Indeed, even the best guides and references online are those who have real-world experience and have taken the significant investment of actually sharing and writing their experiences for the rest of us to learn from. They tend to be found on wordpress blogs and random reddit threads, and never have more than 25k followers on Twitter. Folks like Alon Levy for public transit or this Medium article by a truck driver during the supply chain crisis are good examples.
There is indeed a wealth of information online and learning how to navigate and utilize it is a powerful skill. But the best guides are still people.
Safe travels on your digital journeys!
Nadia Asparouhova’s recent essay on the different tribes in climate is a great example of this for the climate space
For instance, places like Congressional Research Service or the National Academy of Sciences, which took me awhile to find but now I consistently go to.
And this is a fundamentally human process because everyone is looking for different types of knowledge, with different types of values embedded in them. For any useful question, there is no universal truth, which means you have to synthesize information and make your own judgements.
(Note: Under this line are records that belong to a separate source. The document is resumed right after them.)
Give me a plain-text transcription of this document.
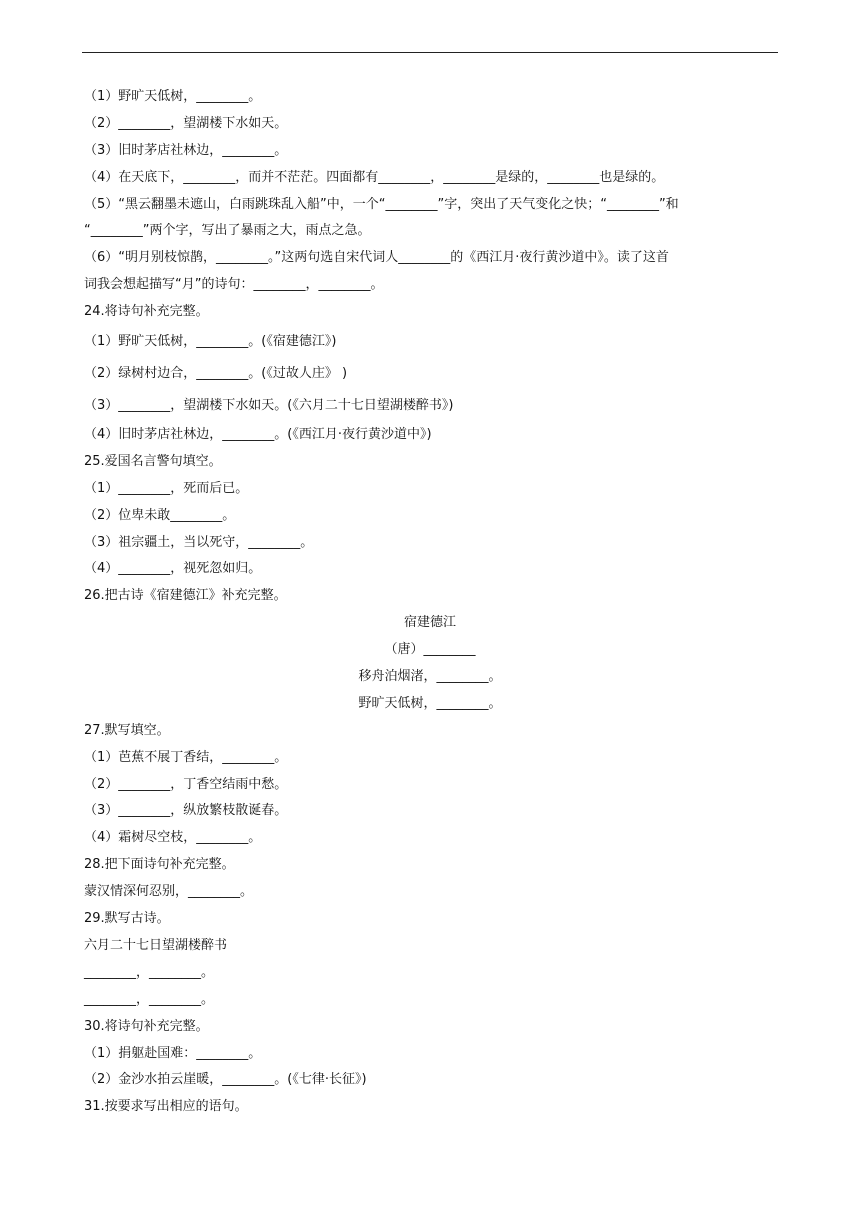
（1）野旷天低树，________。
（2）________，望湖楼下水如天。
（3）旧时茅店社林边，________。
（4）在天底下，________，而并不茫茫。四面都有________，________是绿的，________也是绿的。
（5）“黑云翻墨未遮山，白雨跳珠乱入船”中，一个“________”字，突出了天气变化之快；“________”和
“________”两个字，写出了暴雨之大，雨点之急。
（6）“明月别枝惊鹊，________。”这两句选自宋代词人________的《西江月·夜行黄沙道中》。读了这首
词我会想起描写“月”的诗句：________，________。
24.将诗句补充完整。
（1）野旷天低树，________。(《宿建德江》)
（2）绿树村边合，________。(《过故人庄》 )
（3）________，望湖楼下水如天。(《六月二十七日望湖楼醉书》)
（4）旧时茅店社林边，________。(《西江月·夜行黄沙道中》)
25.爱国名言警句填空。
（1）________，死而后已。
（2）位卑未敢________。
（3）祖宗疆土，当以死守，________。
（4）________，视死忽如归。
26.把古诗《宿建德江》补充完整。
宿建德江
（唐）________
移舟泊烟渚，________。
野旷天低树，________。
27.默写填空。
（1）芭蕉不展丁香结，________。
（2）________，丁香空结雨中愁。
（3）________，纵放繁枝散诞春。
（4）霜树尽空枝，________。
28.把下面诗句补充完整。
蒙汉情深何忍别，________。
29.默写古诗。
六月二十七日望湖楼醉书
________，________。
________，________。
30.将诗句补充完整。
（1）捐躯赴国难：________。
（2）金沙水拍云崖暖，________。(《七律·长征》)
31.按要求写出相应的语句。
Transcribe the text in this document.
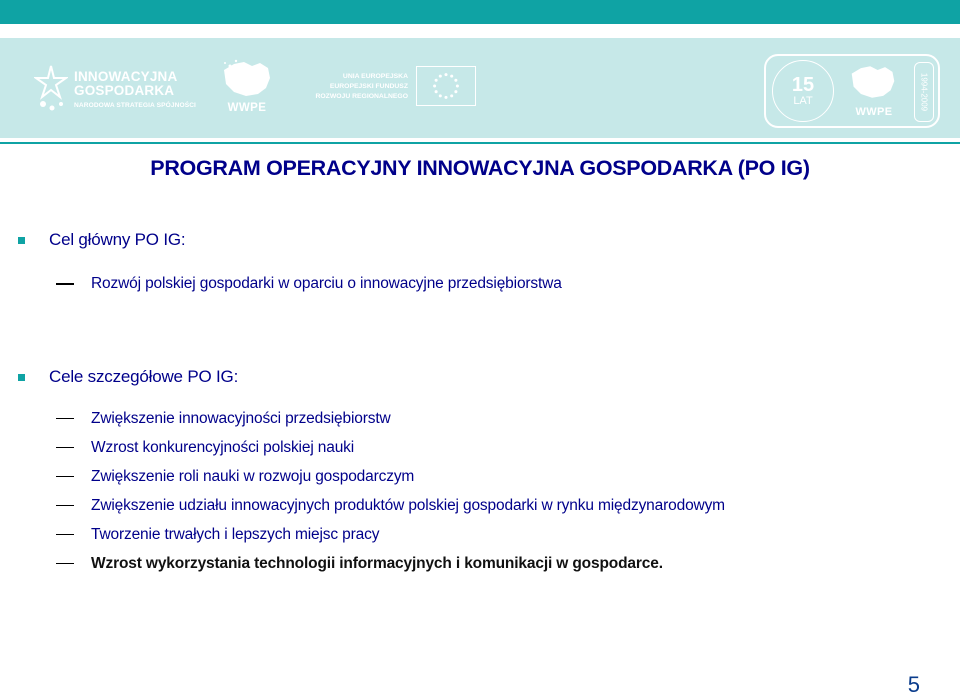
INNOWACYJNA
GOSPODARKA
NARODOWA STRATEGIA SPÓJNOŚCI	WWPE
UNIA EUROPEJSKA
EUROPEJSKI FUNDUSZ
ROZWOJU REGIONALNEGO
15
LAT
WWPE
1994-2009
PROGRAM OPERACYJNY INNOWACYJNA GOSPODARKA (PO IG)
Cel główny PO IG:
Rozwój polskiej gospodarki w oparciu o innowacyjne przedsiębiorstwa
Cele szczegółowe PO IG:
Zwiększenie innowacyjności przedsiębiorstw
Wzrost konkurencyjności polskiej nauki
Zwiększenie roli nauki w rozwoju gospodarczym
Zwiększenie udziału innowacyjnych produktów polskiej gospodarki w rynku międzynarodowym
Tworzenie trwałych i lepszych miejsc pracy
Wzrost wykorzystania technologii informacyjnych i komunikacji w gospodarce.
5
Tldr is that hydrogen will diffuse through anything
For a long time it was unclear what the best solar technology was: monocrystalline, polycrystalline, CdTe, etc. But monocrystalline was the incumbent and destroyed the other technologies market share because they got on the learning curve first and never stopped.
Except in fields like programming, math, and maybe physics. In those fields, you can probably get pretty far without ever talking to anyone (though for many reasons it’s probably more helpful if you do). I’ll explore the implications of the legibility gap between differentfields and ChatGPT in a later post
There’s a good example of this in the Star Wars TV Show Andor. (Spoiler) In episode 5, there’s a clip where the Rebel team asks Andor a question and its clear to him that they have no idea what the answer is. Andor knows the answer because he actually has experience, whereas the rest of the team was basing their entire knowledge on “the manual”, showing how inexperienced the team was and how badly they needed Andor’s help.